During the “wall years,” Berlin was divided, and a visit today can still resemble a tale of two cities. An increase in Ostalgie — remembrances of what life was like in East Germany — have made Cold War sights immensely popular. Skip Checkpoint Charlie, the famous Cold War crossing point; busloads of tourists make it a crowded and Disneyesque experience. Instead, check out the DDR Museum that covers daily life in East Germany and the Trabi Museum, devoted to the oft-maligned, but now beloved, East German Trabant car that was abandoned by the millions with the end of communism.
But there’s much more to Berlin than Cold War memorabilia. The city is also an excellent value when compared with other European capitals. During our recent visit, we found Berlin’s culinary scene to be so international that it can rival London’s or New York’s, with much lower prices. During a food tour with Bite Berlin we learned that labor shortages during the Cold War — on both sides of the wall — brought in workers from Turkey (in the west) and North Vietnam (in the east). The result today is a thriving food community from both cultures. Döner kebabs and banh mi are as prevalent (and delicious) as the city’s famed currywurst and buttered pretzels (which should be offered at Wawa!). Afterward, it seemed fitting to view an exhibit on the history of food photography at C+O Berlin, one of the city’s seemingly endless supply of art museums.
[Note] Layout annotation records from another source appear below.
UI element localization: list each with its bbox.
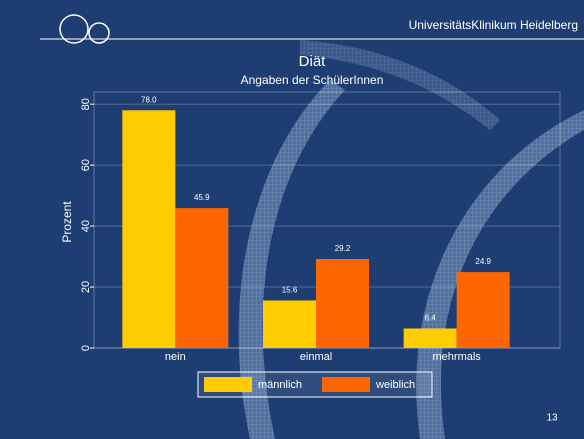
legend-label: männlich: [258, 379, 302, 391]
legend-swatch: [204, 377, 252, 392]
chart-title: Diät: [299, 53, 327, 70]
value-label: 78.0: [141, 95, 157, 104]
bar: [403, 328, 457, 348]
value-label: 29.2: [335, 244, 351, 253]
y-tick-label: 20: [80, 281, 92, 293]
bar: [263, 300, 316, 348]
y-tick-label: 60: [80, 159, 92, 171]
page-number: 13: [546, 413, 558, 424]
bar: [456, 272, 510, 348]
y-tick-label: 0: [80, 345, 92, 351]
value-label: 45.9: [194, 193, 210, 202]
background-decoration: [238, 40, 584, 439]
bar: [175, 208, 229, 348]
y-tick-label: 40: [80, 220, 92, 232]
bar: [122, 110, 176, 349]
value-label: 15.6: [282, 286, 298, 295]
logo: [59, 14, 110, 44]
value-label: 6.4: [425, 314, 437, 323]
legend-swatch: [322, 377, 370, 392]
x-tick-label: mehrmals: [433, 351, 482, 363]
institution: UniversitätsKlinikum Heidelberg: [409, 18, 578, 32]
bar: [316, 259, 369, 348]
chart-subtitle: Angaben der SchülerInnen: [241, 73, 384, 87]
legend-label: weiblich: [375, 379, 415, 391]
value-label: 24.9: [475, 257, 491, 266]
y-tick-label: 80: [80, 98, 92, 110]
x-tick-label: einmal: [300, 351, 332, 363]
x-tick-label: nein: [165, 351, 186, 363]
y-axis-label: Prozent: [60, 201, 74, 243]
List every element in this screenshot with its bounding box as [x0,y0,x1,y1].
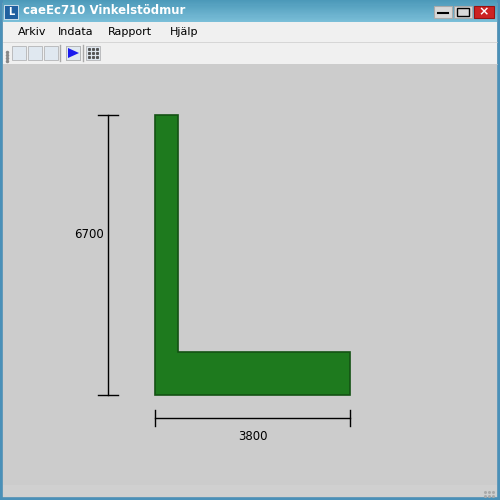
FancyBboxPatch shape [44,46,58,60]
Text: 6700: 6700 [74,228,104,241]
FancyBboxPatch shape [12,46,26,60]
FancyBboxPatch shape [3,20,497,21]
FancyBboxPatch shape [3,14,497,16]
FancyBboxPatch shape [28,46,42,60]
FancyBboxPatch shape [3,0,497,2]
FancyBboxPatch shape [3,18,497,20]
FancyBboxPatch shape [3,0,497,1]
FancyBboxPatch shape [86,46,100,60]
FancyBboxPatch shape [3,3,497,4]
FancyBboxPatch shape [4,5,18,19]
FancyBboxPatch shape [3,5,497,6]
FancyBboxPatch shape [3,6,497,8]
FancyBboxPatch shape [3,10,497,12]
FancyBboxPatch shape [3,15,497,16]
Text: Hjälp: Hjälp [170,27,198,37]
FancyBboxPatch shape [66,46,80,60]
FancyBboxPatch shape [3,16,497,18]
FancyBboxPatch shape [3,12,497,14]
FancyBboxPatch shape [3,17,497,18]
FancyBboxPatch shape [3,22,497,42]
FancyBboxPatch shape [3,64,497,486]
FancyBboxPatch shape [3,4,497,6]
Text: ×: × [479,6,489,18]
Text: Rapport: Rapport [108,27,152,37]
FancyBboxPatch shape [3,10,497,11]
Text: Arkiv: Arkiv [18,27,46,37]
Text: Indata: Indata [58,27,94,37]
FancyBboxPatch shape [3,42,497,64]
FancyBboxPatch shape [3,12,497,13]
FancyBboxPatch shape [474,6,494,18]
FancyBboxPatch shape [66,46,80,60]
FancyBboxPatch shape [3,20,497,22]
FancyBboxPatch shape [3,2,497,4]
FancyBboxPatch shape [3,8,497,10]
Text: 3800: 3800 [238,430,268,443]
FancyBboxPatch shape [454,6,472,18]
Polygon shape [155,115,350,395]
Polygon shape [68,48,79,58]
Text: L: L [8,7,14,17]
FancyBboxPatch shape [434,6,452,18]
Text: caeEc710 Vinkelstödmur: caeEc710 Vinkelstödmur [23,4,186,18]
FancyBboxPatch shape [3,485,497,497]
FancyBboxPatch shape [3,7,497,9]
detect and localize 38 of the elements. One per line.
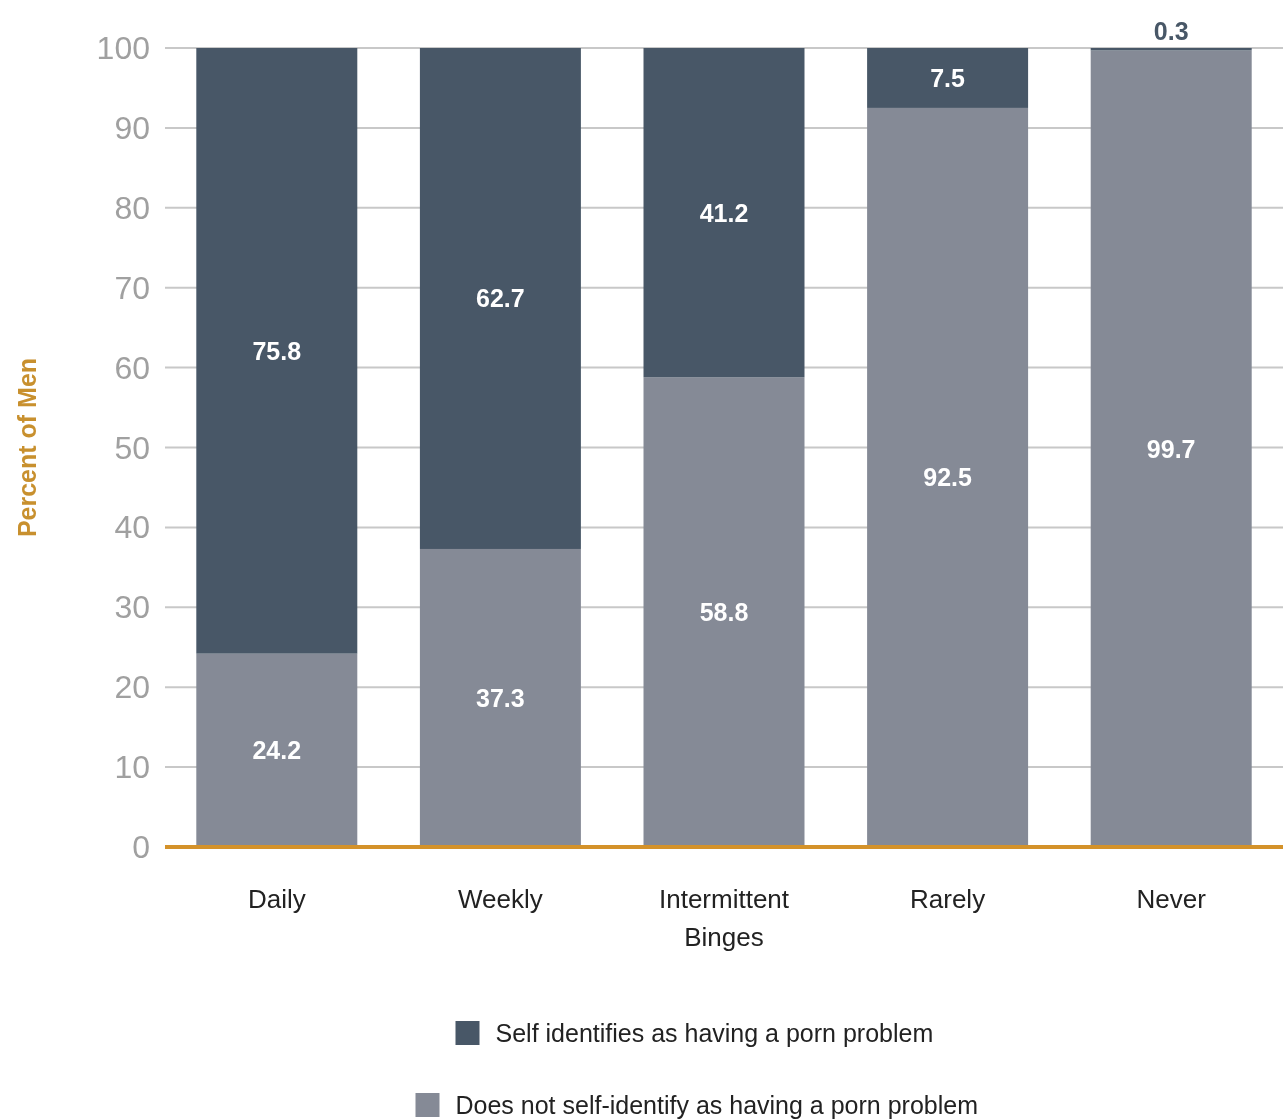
y-tick-label: 10 <box>114 749 150 786</box>
bar <box>196 653 358 847</box>
x-tick-label: Weekly <box>458 884 543 914</box>
legend-label: Does not self-identify as having a porn problem <box>455 1091 979 1119</box>
y-tick-label: 40 <box>114 509 150 546</box>
bar <box>1090 50 1252 847</box>
legend-label: Self identifies as having a porn problem <box>495 1019 934 1047</box>
data-label: 7.5 <box>930 63 966 92</box>
y-tick-label: 30 <box>114 589 150 626</box>
data-label: 92.5 <box>923 463 973 492</box>
y-tick-label: 70 <box>114 269 150 306</box>
y-tick-label: 80 <box>114 189 150 226</box>
y-tick-label: 100 <box>96 30 150 66</box>
x-tick-label: Never <box>1136 884 1207 914</box>
bar <box>419 48 581 549</box>
y-tick-label: 0 <box>132 829 150 865</box>
x-tick-label: Intermittent Binges <box>658 884 790 952</box>
data-label: 75.8 <box>252 336 302 365</box>
y-axis-title: Percent of Men <box>13 357 41 538</box>
data-label: 62.7 <box>476 284 525 313</box>
y-tick-label: 90 <box>114 109 150 146</box>
bar <box>196 48 358 654</box>
y-tick-label: 50 <box>114 429 150 466</box>
bar <box>643 377 805 847</box>
bar <box>867 48 1029 108</box>
data-label: 37.3 <box>476 683 525 712</box>
bar <box>867 107 1029 847</box>
x-tick-label: Rarely <box>910 884 986 914</box>
y-tick-label: 60 <box>114 349 150 386</box>
data-label: 41.2 <box>699 198 749 227</box>
x-tick-label: Daily <box>247 884 306 914</box>
data-label: 58.8 <box>699 598 749 627</box>
bar <box>643 48 805 378</box>
data-label: 0.3 <box>1153 17 1189 45</box>
data-label: 24.2 <box>252 736 302 765</box>
y-tick-label: 20 <box>114 669 150 706</box>
bar <box>419 548 581 847</box>
data-label: 99.7 <box>1146 434 1196 463</box>
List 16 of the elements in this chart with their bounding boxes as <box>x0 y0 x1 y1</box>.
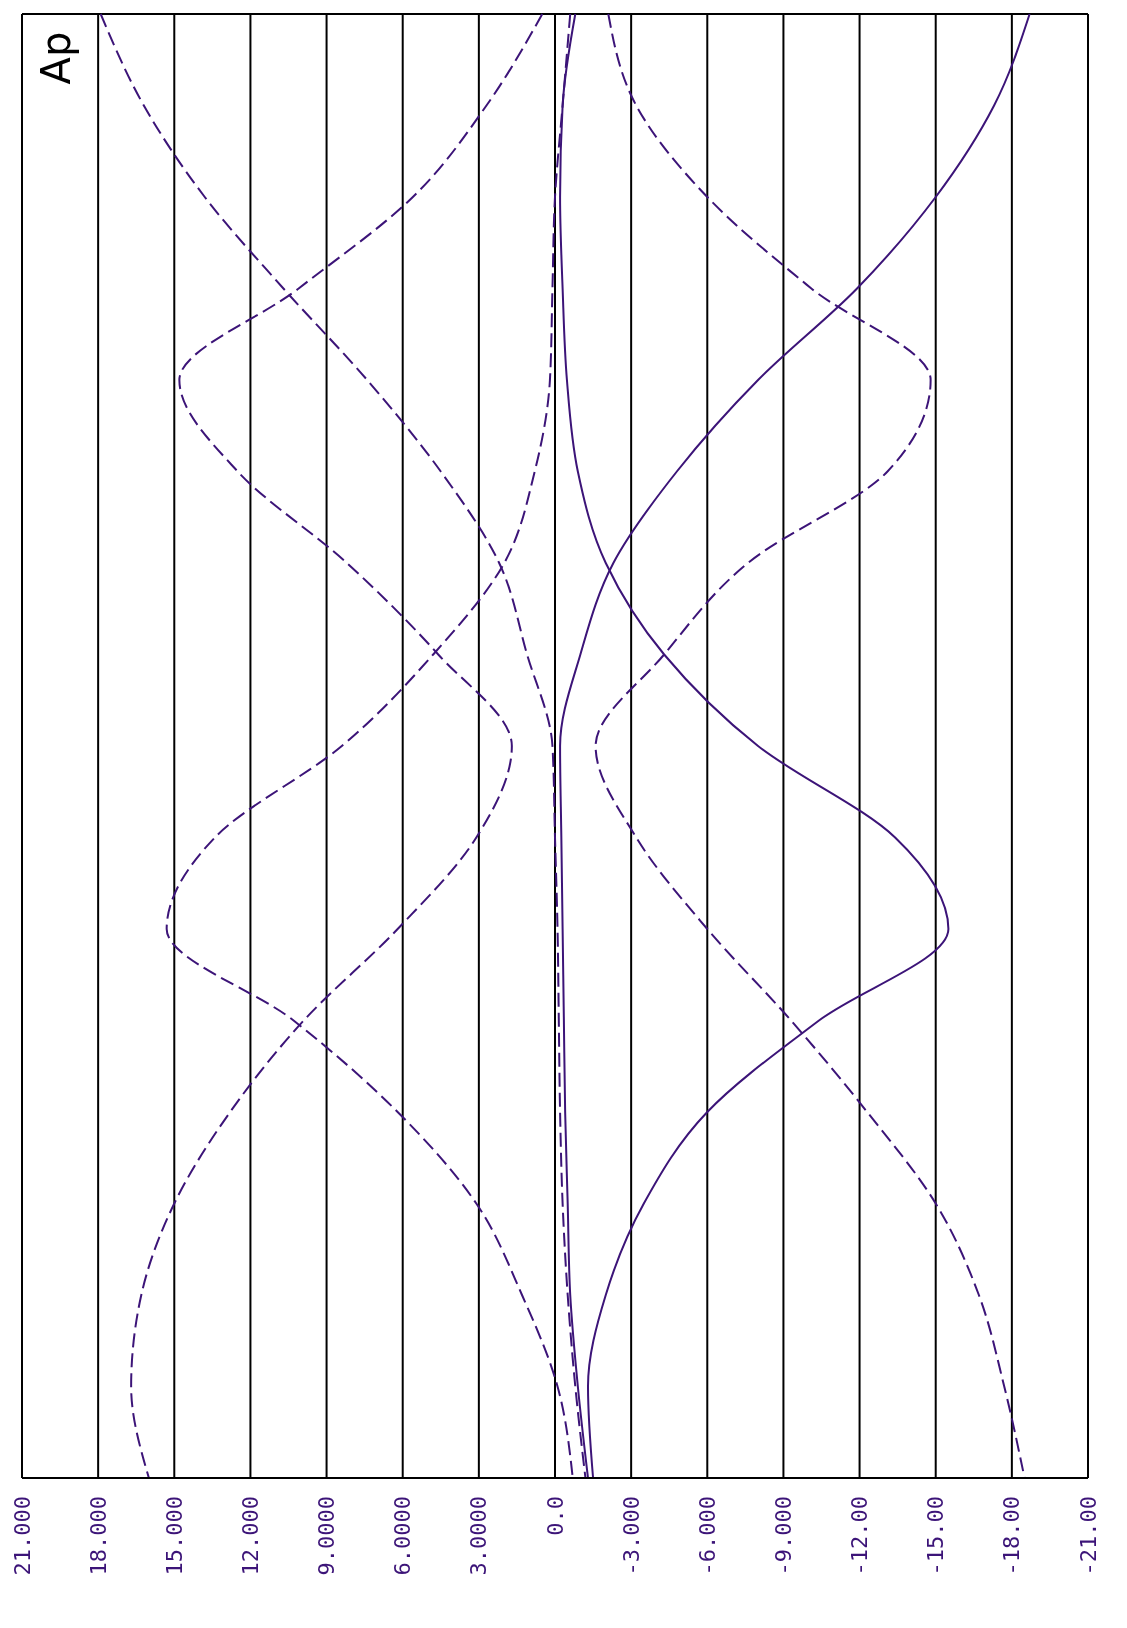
x-tick-label: 6.0000 <box>390 1496 416 1576</box>
x-tick-label: -6.000 <box>694 1496 720 1576</box>
annotation: Ap <box>33 31 80 85</box>
x-tick-label: -12.00 <box>847 1496 873 1576</box>
x-tick-label: -3.000 <box>618 1496 644 1576</box>
x-tick-label: -21.00 <box>1075 1496 1101 1576</box>
x-tick-label: 15.000 <box>161 1496 187 1576</box>
x-tick-label: -9.000 <box>770 1496 796 1576</box>
x-tick-label: 12.000 <box>237 1496 263 1576</box>
x-tick-label: -18.00 <box>999 1496 1025 1576</box>
x-tick-label: 21.000 <box>9 1496 35 1576</box>
x-tick-label: 9.0000 <box>314 1496 340 1576</box>
x-tick-label: 3.0000 <box>466 1496 492 1576</box>
x-tick-label: -15.00 <box>923 1496 949 1576</box>
x-tick-label: 0.0 <box>542 1496 568 1536</box>
x-tick-label: 18.000 <box>85 1496 111 1576</box>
Although the city is modern and looking forward, it still acknowledges its tortured past. One of the newest, and most sobering, museums is the Berlin Story Bunker, located deep in a dank five-story concrete World War II air raid shelter. The exhibit titled “Hitler-How it Could Happen” traces the chilling history of how one man seduced a nation with his extraordinary power of swaying crowds to his will. Placards, photos, and an audio narrative recreate the atmosphere in Germany that led to the height of Nazi power and eventual destruction. The Cold War and Berlin Wall were not created in a vacuum and this museum documents what led to such unsettling times.
We used a Berlin WelcomeCard during our visit; the pass provides access to the city’s extensive public transit system, as well as discounts to museums and attractions, and is an excellent value. Order it online prior to your departure, then pick it up using a printed voucher at the airport upon arrival — it will then cover your transit into the city center.
P.S. Did we mention there’s a David Hasselhoff Museum? That alone should pique any visitor’s curiosity.